Percy Fawcett era figlio dell’ufficiale dell’esercito britannico e famoso giocatore di cricket inglese Edward Fawcett. Edward sperperava la ricchezza di famiglia in alcol, gioco d’azzardo e prostitute. Suo figlio, invece, investiva in esplorazioni negli angoli più remoti del pianeta. Nel 1914 Percy Fawcett teorizzò l’esistenza di una città nascosta nel Mato Grosso in Brasile fondata da una civiltà scomparsa, dei cui resti esistevano racconti risalenti al 1753. Dopo aver servito al fronte nella Prima Guerra mondiale, a 58 anni Percy Fawcett organizzò una spedizione per trovare le rovine della città perduta da cui era ossessionato. Raccolse fondi fra diversi milionari dell’epoca e partì per il Brasile con il figlio maggiore Jack, il migliore amico di questo, Raleigh Rimell, equipaggiati a puntino di tutto ciò che gli avrebbe consentito di sopravvivere a lungo e lasciando istruzioni che se fossero scomparsi, nessuna spedizione di soccorso avrebbe dovuto essere inviata per evitare ai soccorritori il loro stesso destino. Il 29 maggio del 1925 si sono perse le loro tracce. Contrariamente alle sue volontà, diverse spedizioni hanno cercato di ritrovare senza successo i tre uomini, uno dei soccorritori è morto durante una di queste. Nel 1927 sono stati dichiarati morti.
Amelia Earhart era la figlia del facoltoso banchiere e giudice federale Alfred Gideon Otis. L’hobby costoso di Amelia era l’aviazione. È stata la prima donna aviatrice a volare da sola attraverso l’Oceano Atlantico e ha stabilito molti altri record durante la sua breve vita. Nel 1936 ha iniziato a pianificare un volo intorno al mondo con il tragitto più lungo di sempre, 29.000 miglia. Il 2 luglio 1937, durante uno dei tentativi di compiere l’impresa, il suo aereo Electra su cui viaggiava col navigatore Fred Noonan è scomparso nel mezzo dell’oceano Pacifico mentre tentavano l’atterraggio su un’isoletta. Non si è mai scoperto con certezza che fine abbiano fatto, e il 5 gennaio 1939 ne è stati dichiarato il decesso.
E poi c’è James Cameron, al quale è sempre andata bene, anche se è sempre stato ossessionato dai relitti dei naufragi che giacciono nelle profondità marine, e ha sempre sognato di vedere il relitto del Titanic sin da bambino. A metà degli anni 90 Cameron ha pensato che solo stanziando il budget per un film colossal avrebbe potuto affrontare quella spesa mostruosa.
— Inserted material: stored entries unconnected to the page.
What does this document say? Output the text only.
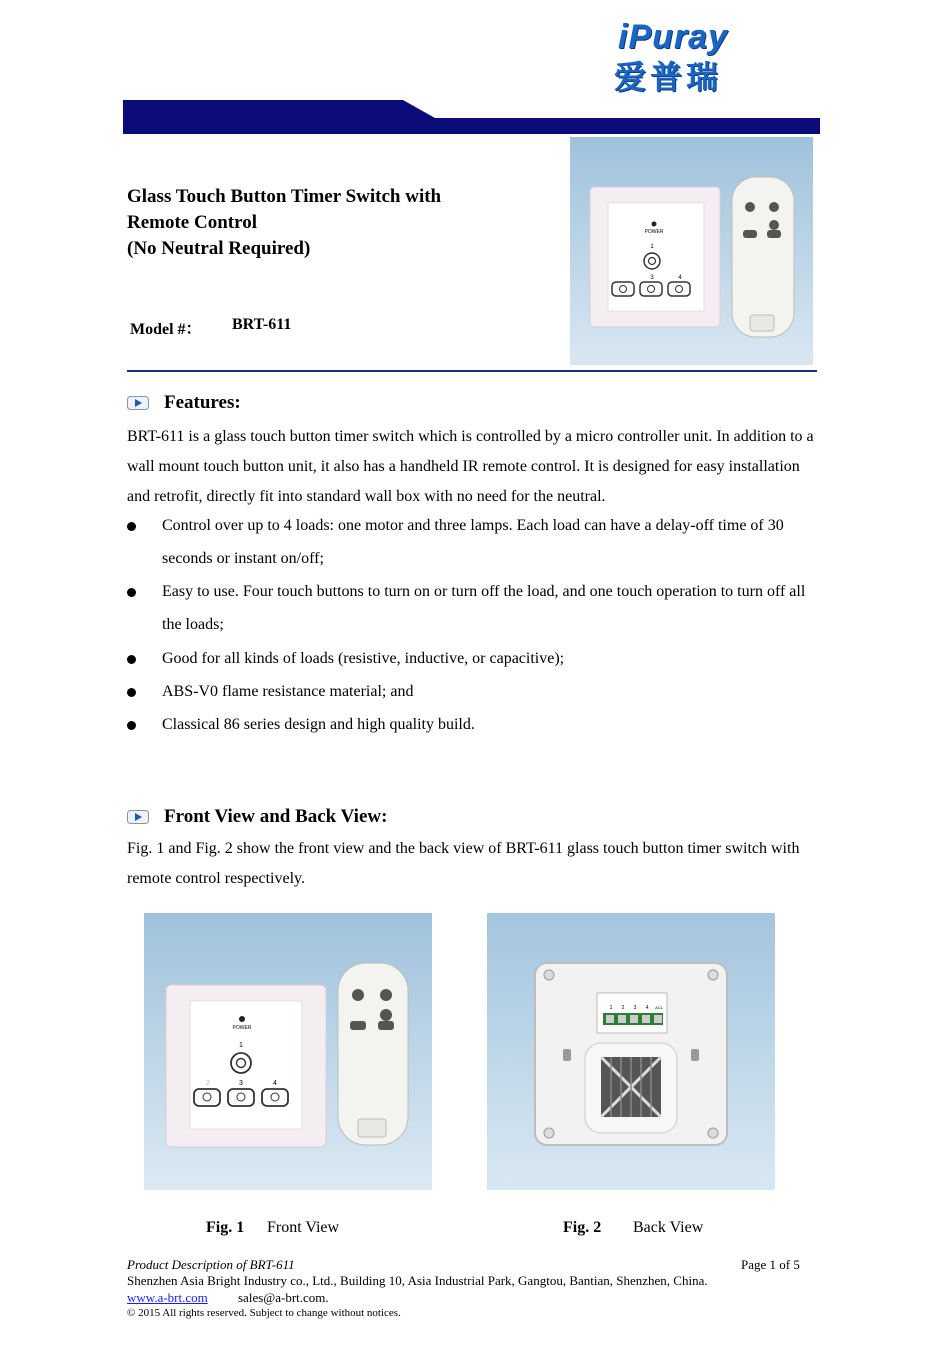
iPuray
爱普瑞
Glass Touch Button Timer Switch with
Remote Control
(No Neutral Required)
Model #： BRT-611
POWER
1
3	4
Features:
BRT-611 is a glass touch button timer switch which is controlled by a micro controller unit. In addition to a wall mount touch button unit, it also has a handheld IR remote control. It is designed for easy installation and retrofit, directly fit into standard wall box with no need for the neutral.
Control over up to 4 loads: one motor and three lamps. Each load can have a delay-off time of 30 seconds or instant on/off;
Easy to use. Four touch buttons to turn on or turn off the load, and one touch operation to turn off all the loads;
Good for all kinds of loads (resistive, inductive, or capacitive);
ABS-V0 flame resistance material; and
Classical 86 series design and high quality build.
Front View and Back View:
Fig. 1 and Fig. 2 show the front view and the back view of BRT-611 glass touch button timer switch with remote control respectively.
POWER
1
2	3	4
1 2 3 4 ACL
Fig. 1 Front View	Fig. 2 Back View
Product Description of BRT-611	Page 1 of 5
Shenzhen Asia Bright Industry co., Ltd., Building 10, Asia Industrial Park, Gangtou, Bantian, Shenzhen, China.
www.a-brt.com sales@a-brt.com.
© 2015 All rights reserved. Subject to change without notices.
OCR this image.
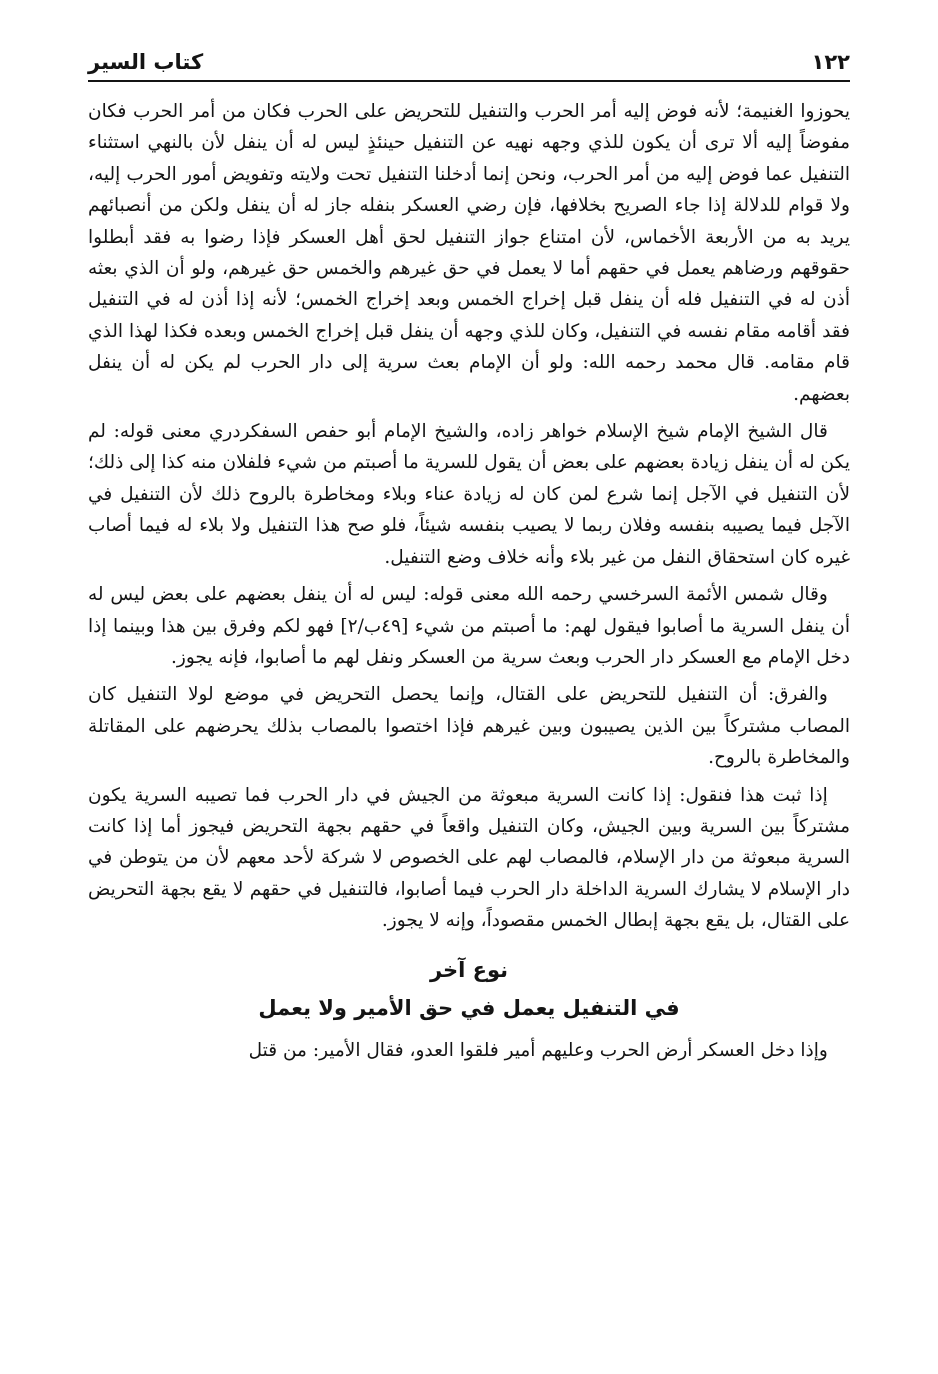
١٢٢
كتاب السير

يحوزوا الغنيمة؛ لأنه فوض إليه أمر الحرب والتنفيل للتحريض على الحرب فكان من أمر الحرب فكان مفوضاً إليه ألا ترى أن يكون للذي وجهه نهيه عن التنفيل حينئذٍ ليس له أن ينفل لأن بالنهي استثناء التنفيل عما فوض إليه من أمر الحرب، ونحن إنما أدخلنا التنفيل تحت ولايته وتفويض أمور الحرب إليه، ولا قوام للدلالة إذا جاء الصريح بخلافها، فإن رضي العسكر بنفله جاز له أن ينفل ولكن من أنصبائهم يريد به من الأربعة الأخماس، لأن امتناع جواز التنفيل لحق أهل العسكر فإذا رضوا به فقد أبطلوا حقوقهم ورضاهم يعمل في حقهم أما لا يعمل في حق غيرهم والخمس حق غيرهم، ولو أن الذي بعثه أذن له في التنفيل فله أن ينفل قبل إخراج الخمس وبعد إخراج الخمس؛ لأنه إذا أذن له في التنفيل فقد أقامه مقام نفسه في التنفيل، وكان للذي وجهه أن ينفل قبل إخراج الخمس وبعده فكذا لهذا الذي قام مقامه. قال محمد رحمه الله: ولو أن الإمام بعث سرية إلى دار الحرب لم يكن له أن ينفل بعضهم.

قال الشيخ الإمام شيخ الإسلام خواهر زاده، والشيخ الإمام أبو حفص السفكردري معنى قوله: لم يكن له أن ينفل زيادة بعضهم على بعض أن يقول للسرية ما أصبتم من شيء فلفلان منه كذا إلى ذلك؛ لأن التنفيل في الآجل إنما شرع لمن كان له زيادة عناء وبلاء ومخاطرة بالروح ذلك لأن التنفيل في الآجل فيما يصيبه بنفسه وفلان ربما لا يصيب بنفسه شيئاً، فلو صح هذا التنفيل ولا بلاء له فيما أصاب غيره كان استحقاق النفل من غير بلاء وأنه خلاف وضع التنفيل.

وقال شمس الأئمة السرخسي رحمه الله معنى قوله: ليس له أن ينفل بعضهم على بعض ليس له أن ينفل السرية ما أصابوا فيقول لهم: ما أصبتم من شيء [٤٩ب/٢] فهو لكم وفرق بين هذا وبينما إذا دخل الإمام مع العسكر دار الحرب وبعث سرية من العسكر ونفل لهم ما أصابوا، فإنه يجوز.

والفرق: أن التنفيل للتحريض على القتال، وإنما يحصل التحريض في موضع لولا التنفيل كان المصاب مشتركاً بين الذين يصيبون وبين غيرهم فإذا اختصوا بالمصاب بذلك يحرضهم على المقاتلة والمخاطرة بالروح.

إذا ثبت هذا فنقول: إذا كانت السرية مبعوثة من الجيش في دار الحرب فما تصيبه السرية يكون مشتركاً بين السرية وبين الجيش، وكان التنفيل واقعاً في حقهم بجهة التحريض فيجوز أما إذا كانت السرية مبعوثة من دار الإسلام، فالمصاب لهم على الخصوص لا شركة لأحد معهم لأن من يتوطن في دار الإسلام لا يشارك السرية الداخلة دار الحرب فيما أصابوا، فالتنفيل في حقهم لا يقع بجهة التحريض على القتال، بل يقع بجهة إبطال الخمس مقصوداً، وإنه لا يجوز.

نوع آخر
في التنفيل يعمل في حق الأمير ولا يعمل

وإذا دخل العسكر أرض الحرب وعليهم أمير فلقوا العدو، فقال الأمير: من قتل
Ha così potuto arrivare per 33 volte fino quasi a toccare la leggendaria nave affondata nel 1912, realizzando le riprese che ha usato poi per il film che ha vinto 11 Oscar. Ha continuato a fare questo tipo di immersioni marine anche dopo, e nel 2012 ha pilotato lui stesso uno di questi mezzi, il Deepsea Challenger, con cui ha raggiunto il punto più profondo dell’oceano dopo due ore e 36 minuti di discesa dalla superficie.